Watch the next talk by Fred, who will talk about more details.

Katie Shaw: From Opaque to Open: Untangling Apparel Supply Chains with Open Data

published Oct 27, 2021

Keynote talk by Katie Shaw at the online Plone Conference 2021.

The intro from the conference website:

The tragic Rana Plaza building collapse in 2013 revealed to the world how little many global brands knew about where their products were being made. Following the disaster, demand for supply chain disclosure in the apparel sector was heightened. However, in response to these calls for greater transparency, supply chain disclosure has been inconsistent, inaccessible, of poor and varied quality, and stored in siloed databases. The Open Apparel Registry (OAR) was built to address all these data challenges. At its heart, the OAR exists to drive improvements in data quality for the benefit of all stakeholders in the apparel sector. Powered by a sophisticated name- and- address-matching algorithm, the tool creates one common, open registry of global facility names and addresses, with an industry standard facility ID.

Join us to learn more about the challenges facing the apparel sector, including low levels of technical exposure and understanding of open data; collaborative work that’s being done to educate the sector on the power of open data, including the launch of the Open Data Standard for the Apparel Sector (ODSAS), and examples of how data from the Open Apparel Registry being freely shared and used is creating meaningful changes in the lives of some of global society’s most oppressed people.

[Note from Maurits: apparel is a fancy word for clothes. I had to look it up.]

So what is the trouble with fashion anyway? Not high fashion, I just mean your daily clothes.

Fashion generates 2.5 trillion dollar in global annual revenues. Two of the richest people in the world are fashion industry magnates. "It takes a garment worker 18 months to earn what a fashion brand CEO earns during lunchtime."

In 2013 a garment factory collapsed in Dhaka. Workers were forced to go to work earlier on that day, although many saw cracks in the building.

Supply chains are complex. The label in your T-shirt may say "made in Vietnam" but parts of it may have been made in a completely different location. Maybe simply the buttons are from an entirely different country.

How can better and open* data help? There are databases with addresses of factories, that we cannot match to an actual address.
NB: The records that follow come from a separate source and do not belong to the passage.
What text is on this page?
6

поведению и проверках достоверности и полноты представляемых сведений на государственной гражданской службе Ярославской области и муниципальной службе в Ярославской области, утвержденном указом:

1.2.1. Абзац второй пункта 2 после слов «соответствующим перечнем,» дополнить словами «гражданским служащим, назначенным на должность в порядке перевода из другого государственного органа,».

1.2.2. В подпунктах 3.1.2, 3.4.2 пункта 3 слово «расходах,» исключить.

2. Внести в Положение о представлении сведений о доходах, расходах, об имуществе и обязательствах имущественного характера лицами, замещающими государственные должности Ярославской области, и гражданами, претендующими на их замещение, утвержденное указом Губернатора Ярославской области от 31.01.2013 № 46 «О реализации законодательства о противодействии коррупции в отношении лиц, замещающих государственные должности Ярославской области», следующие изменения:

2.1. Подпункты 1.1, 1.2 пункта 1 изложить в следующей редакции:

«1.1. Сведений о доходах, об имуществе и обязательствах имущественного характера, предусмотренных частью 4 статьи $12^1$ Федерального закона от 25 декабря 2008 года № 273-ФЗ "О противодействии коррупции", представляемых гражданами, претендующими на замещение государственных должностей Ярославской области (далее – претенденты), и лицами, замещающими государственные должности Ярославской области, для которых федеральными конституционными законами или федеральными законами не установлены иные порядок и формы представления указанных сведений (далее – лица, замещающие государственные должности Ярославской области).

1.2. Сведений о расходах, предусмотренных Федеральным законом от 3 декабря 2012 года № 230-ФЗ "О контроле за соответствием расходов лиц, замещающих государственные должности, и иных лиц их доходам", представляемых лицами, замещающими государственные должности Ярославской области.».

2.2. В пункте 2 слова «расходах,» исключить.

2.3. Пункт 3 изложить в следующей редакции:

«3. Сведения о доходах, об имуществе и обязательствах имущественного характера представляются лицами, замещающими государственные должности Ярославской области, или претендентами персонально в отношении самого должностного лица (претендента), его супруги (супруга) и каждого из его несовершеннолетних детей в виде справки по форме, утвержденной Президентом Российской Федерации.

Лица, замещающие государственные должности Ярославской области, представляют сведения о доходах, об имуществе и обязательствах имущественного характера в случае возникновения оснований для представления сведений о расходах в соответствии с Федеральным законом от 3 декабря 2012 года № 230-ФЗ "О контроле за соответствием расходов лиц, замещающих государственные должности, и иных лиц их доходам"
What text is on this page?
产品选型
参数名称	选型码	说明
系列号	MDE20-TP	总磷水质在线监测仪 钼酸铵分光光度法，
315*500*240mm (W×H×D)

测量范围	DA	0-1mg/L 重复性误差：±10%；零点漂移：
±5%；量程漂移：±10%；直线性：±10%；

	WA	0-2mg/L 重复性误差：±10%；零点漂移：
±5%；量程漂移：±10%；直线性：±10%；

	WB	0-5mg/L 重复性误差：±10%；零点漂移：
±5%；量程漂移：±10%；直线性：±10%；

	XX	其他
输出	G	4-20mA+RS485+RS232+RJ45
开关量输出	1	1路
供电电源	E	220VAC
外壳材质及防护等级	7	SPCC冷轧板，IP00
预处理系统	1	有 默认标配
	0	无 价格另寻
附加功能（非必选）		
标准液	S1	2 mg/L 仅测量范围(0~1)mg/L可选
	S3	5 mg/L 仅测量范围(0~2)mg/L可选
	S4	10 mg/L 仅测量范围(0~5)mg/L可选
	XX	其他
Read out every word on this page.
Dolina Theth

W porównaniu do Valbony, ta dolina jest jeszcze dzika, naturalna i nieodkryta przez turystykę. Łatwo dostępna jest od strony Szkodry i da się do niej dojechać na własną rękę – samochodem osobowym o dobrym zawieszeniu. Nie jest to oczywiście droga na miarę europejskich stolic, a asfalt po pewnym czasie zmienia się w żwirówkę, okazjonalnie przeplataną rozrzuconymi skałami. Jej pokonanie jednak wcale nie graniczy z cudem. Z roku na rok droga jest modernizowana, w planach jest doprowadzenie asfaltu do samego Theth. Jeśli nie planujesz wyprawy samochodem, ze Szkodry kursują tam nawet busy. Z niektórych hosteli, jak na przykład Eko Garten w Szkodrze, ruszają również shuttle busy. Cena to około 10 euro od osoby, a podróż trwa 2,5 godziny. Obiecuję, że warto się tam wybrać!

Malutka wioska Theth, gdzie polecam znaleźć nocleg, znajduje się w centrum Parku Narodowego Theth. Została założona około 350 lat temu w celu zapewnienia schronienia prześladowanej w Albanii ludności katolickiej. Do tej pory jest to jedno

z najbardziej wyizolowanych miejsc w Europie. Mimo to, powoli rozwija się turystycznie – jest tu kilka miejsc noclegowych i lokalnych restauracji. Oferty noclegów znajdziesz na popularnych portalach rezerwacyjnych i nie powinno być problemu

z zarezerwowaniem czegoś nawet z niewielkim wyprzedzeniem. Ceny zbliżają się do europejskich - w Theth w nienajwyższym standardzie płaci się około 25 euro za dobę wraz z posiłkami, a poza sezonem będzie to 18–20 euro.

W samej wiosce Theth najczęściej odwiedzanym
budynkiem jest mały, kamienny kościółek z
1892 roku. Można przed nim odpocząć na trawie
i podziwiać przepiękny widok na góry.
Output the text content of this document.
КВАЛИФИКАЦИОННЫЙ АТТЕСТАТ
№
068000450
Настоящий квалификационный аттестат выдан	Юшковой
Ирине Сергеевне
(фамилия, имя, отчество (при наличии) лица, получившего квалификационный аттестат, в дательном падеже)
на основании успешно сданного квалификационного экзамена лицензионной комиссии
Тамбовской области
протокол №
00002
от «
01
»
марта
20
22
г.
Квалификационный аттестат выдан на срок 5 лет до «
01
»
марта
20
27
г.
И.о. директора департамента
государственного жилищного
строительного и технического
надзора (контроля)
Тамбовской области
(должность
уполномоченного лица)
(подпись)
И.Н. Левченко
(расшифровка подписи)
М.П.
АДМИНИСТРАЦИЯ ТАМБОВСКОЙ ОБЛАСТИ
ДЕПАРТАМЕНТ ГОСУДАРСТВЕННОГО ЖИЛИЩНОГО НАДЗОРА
Visiting the factory to check working conditions, or train people, is not possible if you cannot even find the building.

See the tool at https://openapparel.org

Each unique facility in the OAR (Open Apparel Registry) is allocated an ID number.

Technically, the biggest issue was: the data. (It's always the data...)

no industry-wide standards
often extracted from PDF
non-structured addresses (5 kilometers after the post office)

We had 50,000 existing facilities. Any new facility uploaded needed to be checked: maybe it is already there. This took far too long. We now use the dedupe Python package for this, which uses fuzzy matching. Much faster.

We made an Open Data Standard for the Apparel Sector (ODSAS). We call for Open Data Principles in EU corporate sustainability reporting directive legislation.

Sign on and join: Clean Clothes Campaign, Open Appparel Registry, WikiRate, and more.

I want to share stories of the OAR in action.

Clean Clothes Compaign, where Plonista Paul Roeland works, is a global alliance dedicated to improving working conditions of workers in the apparel supply chain. It uses the OAR data in its Urgent Appeal work, in which it responds to concrete violations reported by workers and unions. For example, a union leader was sacked, but after an appeal by CCC he was restored after five days.

Our data is used to map which apparel facilities will be underwater in 2030. Researchers combined our data with sea level projections from the climate panel. The OAR provided a unique data-set for this work.

See our code here: https://github.com/open-apparel-registry

It's time to untangle supply chains!

For further reading, there are also books, especially Fashionopolis by Dana Thomas.

BHRRC used our data in a case where workers did not get paid. In our data they found which brands were using this factory, they contacted them, and the case got solved.